先ほどADL区分1医療区分3の中でのADL区分1、2、3の収支というところで見ていますけども、確かにADL区分1の構成比は低いんですが、ADL区分3、2においてはそれなりの構成比があります。逆に言うとこれだけADL区分によって大きな構成比が占めているにもかかわらず、診療報酬上はAとして均一にくくられているというところに問題があって、確かに一番それが極端に見えているのはADL区分1ですけども、それ以外の2と3の間にも費用の面では差があるけども、報酬としては同じになっているという点は数の上では大きな課題だと思います。これも点数はどうするかというのはこの分科会の所管事項ではないですけど、コストと収益との関係を見る上で、やはり医療区分3が一括しているところに、両者の乖離が生じているのではないかという気がいたします。

[猪口雄二委員(医療法人財団寿康会理事長、全日本病院協会副会長)]
これをさっきから眺めていると、「1-6級地」では医療区分1がすごく少なくて、収入が若干平均として多いと。費用も3%ぐらい余分にかかっているということ。考えようによっては、級が付いているところでは医療区分1を無理に少なくして、医療区分2、3を多くすることによって何とか経営を成り立たせているという風にも見えるわけで、同じように慢性期の介護保険施設の場合には介護の単価があれだけ地域によっての差が付いてきている【編注】にもかかわらず医療はほとんどわずかな点数しかない、というような事実から考えると、これがこのままでいいのかどうか。この分科会のマターでないとは分っているが、少し気にしないといけない部分になってきている気がするので言わせていただいた。

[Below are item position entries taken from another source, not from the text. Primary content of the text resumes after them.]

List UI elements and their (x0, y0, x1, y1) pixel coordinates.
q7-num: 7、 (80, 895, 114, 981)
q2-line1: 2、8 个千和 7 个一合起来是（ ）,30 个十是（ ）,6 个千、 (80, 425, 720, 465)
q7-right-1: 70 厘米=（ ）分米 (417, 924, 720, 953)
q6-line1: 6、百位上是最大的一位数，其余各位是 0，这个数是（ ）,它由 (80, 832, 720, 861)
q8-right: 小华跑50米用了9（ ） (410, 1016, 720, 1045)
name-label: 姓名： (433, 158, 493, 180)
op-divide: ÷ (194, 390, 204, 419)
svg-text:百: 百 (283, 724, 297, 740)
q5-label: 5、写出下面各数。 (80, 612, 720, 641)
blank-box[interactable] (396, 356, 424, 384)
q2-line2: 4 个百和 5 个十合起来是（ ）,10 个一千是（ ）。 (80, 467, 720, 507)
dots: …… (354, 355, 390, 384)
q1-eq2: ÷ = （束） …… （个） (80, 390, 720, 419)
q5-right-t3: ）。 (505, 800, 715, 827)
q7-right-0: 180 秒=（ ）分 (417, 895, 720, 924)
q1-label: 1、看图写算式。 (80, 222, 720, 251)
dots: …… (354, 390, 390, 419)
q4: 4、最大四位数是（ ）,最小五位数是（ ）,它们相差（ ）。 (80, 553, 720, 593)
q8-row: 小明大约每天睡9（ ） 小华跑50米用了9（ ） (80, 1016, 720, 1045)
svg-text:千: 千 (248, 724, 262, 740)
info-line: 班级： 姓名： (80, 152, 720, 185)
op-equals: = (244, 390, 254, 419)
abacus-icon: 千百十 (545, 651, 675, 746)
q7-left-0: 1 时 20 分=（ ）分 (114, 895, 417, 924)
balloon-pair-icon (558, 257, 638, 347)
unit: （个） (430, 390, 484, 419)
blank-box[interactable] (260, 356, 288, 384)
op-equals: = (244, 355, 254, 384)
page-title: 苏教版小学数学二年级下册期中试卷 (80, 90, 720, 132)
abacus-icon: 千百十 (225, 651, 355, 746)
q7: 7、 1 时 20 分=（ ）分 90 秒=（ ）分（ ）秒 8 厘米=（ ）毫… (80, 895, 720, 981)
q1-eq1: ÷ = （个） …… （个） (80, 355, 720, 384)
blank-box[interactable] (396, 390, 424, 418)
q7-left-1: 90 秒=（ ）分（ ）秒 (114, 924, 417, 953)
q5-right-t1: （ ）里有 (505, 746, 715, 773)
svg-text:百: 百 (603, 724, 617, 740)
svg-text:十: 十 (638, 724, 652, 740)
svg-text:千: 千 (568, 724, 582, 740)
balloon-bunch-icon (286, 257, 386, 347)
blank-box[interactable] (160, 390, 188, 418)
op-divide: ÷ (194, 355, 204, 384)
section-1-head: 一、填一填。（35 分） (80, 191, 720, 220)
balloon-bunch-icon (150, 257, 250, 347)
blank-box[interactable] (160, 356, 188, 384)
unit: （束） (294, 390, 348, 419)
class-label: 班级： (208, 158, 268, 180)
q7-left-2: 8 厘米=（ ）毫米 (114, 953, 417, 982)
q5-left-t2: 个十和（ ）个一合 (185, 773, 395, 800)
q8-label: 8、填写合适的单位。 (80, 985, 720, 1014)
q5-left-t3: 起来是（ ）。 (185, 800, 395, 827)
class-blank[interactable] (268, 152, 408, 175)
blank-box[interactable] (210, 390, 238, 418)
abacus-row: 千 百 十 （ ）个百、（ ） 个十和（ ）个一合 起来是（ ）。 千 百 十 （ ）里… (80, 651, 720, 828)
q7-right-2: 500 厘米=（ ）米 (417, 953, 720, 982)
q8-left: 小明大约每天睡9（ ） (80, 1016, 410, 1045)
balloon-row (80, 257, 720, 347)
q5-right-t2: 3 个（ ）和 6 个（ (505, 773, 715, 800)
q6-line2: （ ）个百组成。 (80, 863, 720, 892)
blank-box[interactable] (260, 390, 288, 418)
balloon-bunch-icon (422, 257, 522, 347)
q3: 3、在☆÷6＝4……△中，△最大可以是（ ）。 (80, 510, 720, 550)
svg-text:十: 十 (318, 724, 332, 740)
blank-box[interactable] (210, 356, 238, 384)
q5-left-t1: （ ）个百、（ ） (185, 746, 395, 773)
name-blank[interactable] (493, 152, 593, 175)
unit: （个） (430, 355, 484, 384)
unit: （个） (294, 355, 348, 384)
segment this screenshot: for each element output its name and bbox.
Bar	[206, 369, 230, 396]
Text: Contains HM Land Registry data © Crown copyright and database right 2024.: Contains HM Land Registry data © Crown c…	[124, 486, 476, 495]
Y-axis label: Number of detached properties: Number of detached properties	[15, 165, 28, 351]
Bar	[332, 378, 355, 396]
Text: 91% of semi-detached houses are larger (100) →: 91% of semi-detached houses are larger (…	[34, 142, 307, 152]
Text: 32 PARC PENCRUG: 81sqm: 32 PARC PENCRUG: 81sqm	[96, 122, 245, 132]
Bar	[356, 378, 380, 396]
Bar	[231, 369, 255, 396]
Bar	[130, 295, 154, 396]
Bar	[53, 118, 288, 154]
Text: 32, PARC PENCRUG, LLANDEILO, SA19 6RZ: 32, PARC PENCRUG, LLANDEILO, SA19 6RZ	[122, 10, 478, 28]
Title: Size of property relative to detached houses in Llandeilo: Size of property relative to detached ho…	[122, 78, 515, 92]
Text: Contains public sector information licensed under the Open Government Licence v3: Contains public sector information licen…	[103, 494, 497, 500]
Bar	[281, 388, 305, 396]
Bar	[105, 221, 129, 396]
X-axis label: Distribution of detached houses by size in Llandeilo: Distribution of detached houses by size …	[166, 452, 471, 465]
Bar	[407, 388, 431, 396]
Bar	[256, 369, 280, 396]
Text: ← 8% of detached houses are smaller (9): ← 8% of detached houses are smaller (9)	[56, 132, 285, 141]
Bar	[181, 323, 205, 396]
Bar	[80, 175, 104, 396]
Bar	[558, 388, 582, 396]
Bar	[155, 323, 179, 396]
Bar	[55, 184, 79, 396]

【編注】...介護報酬は1単位当たり10円が基本だが、地域ごとに異なる「地域加算」がかけられて報酬額が算出される。地域加算の対象地域は特別区、特甲地、甲地、乙地など細かく分類されており、加算額はサービスごとに異なる。
 

[三上委員]
基本的には(収支差の表の)右上が黒が多く、左下が少なくなるようなリニアな形に収支差のばらつきがあるのはいいじゃないかと思う。ADL区分1、2、3は要介護度のような介護の手間に関するコストを評価していこうと。医療区分1、2、3は医療資源の投入量がどれぐらいかということ。それを足したものが診療報酬として反映されて、その差は微妙に右上の医療区分3、ADL区分3が一番多くて、医療区分1ADL区分1が一番少ないという形。右上が濃くて左下が薄いという設定がいいと思いますから、医療区分3ADL区分1の方が、医療区分2のADL区分3よりも点数が低くてもありうるのではないかという気もいたします。
 
[池上分科会長]
点数まではこの分科会では建議できませんので、収支の差がこのようになっているというということを指摘したまででございます。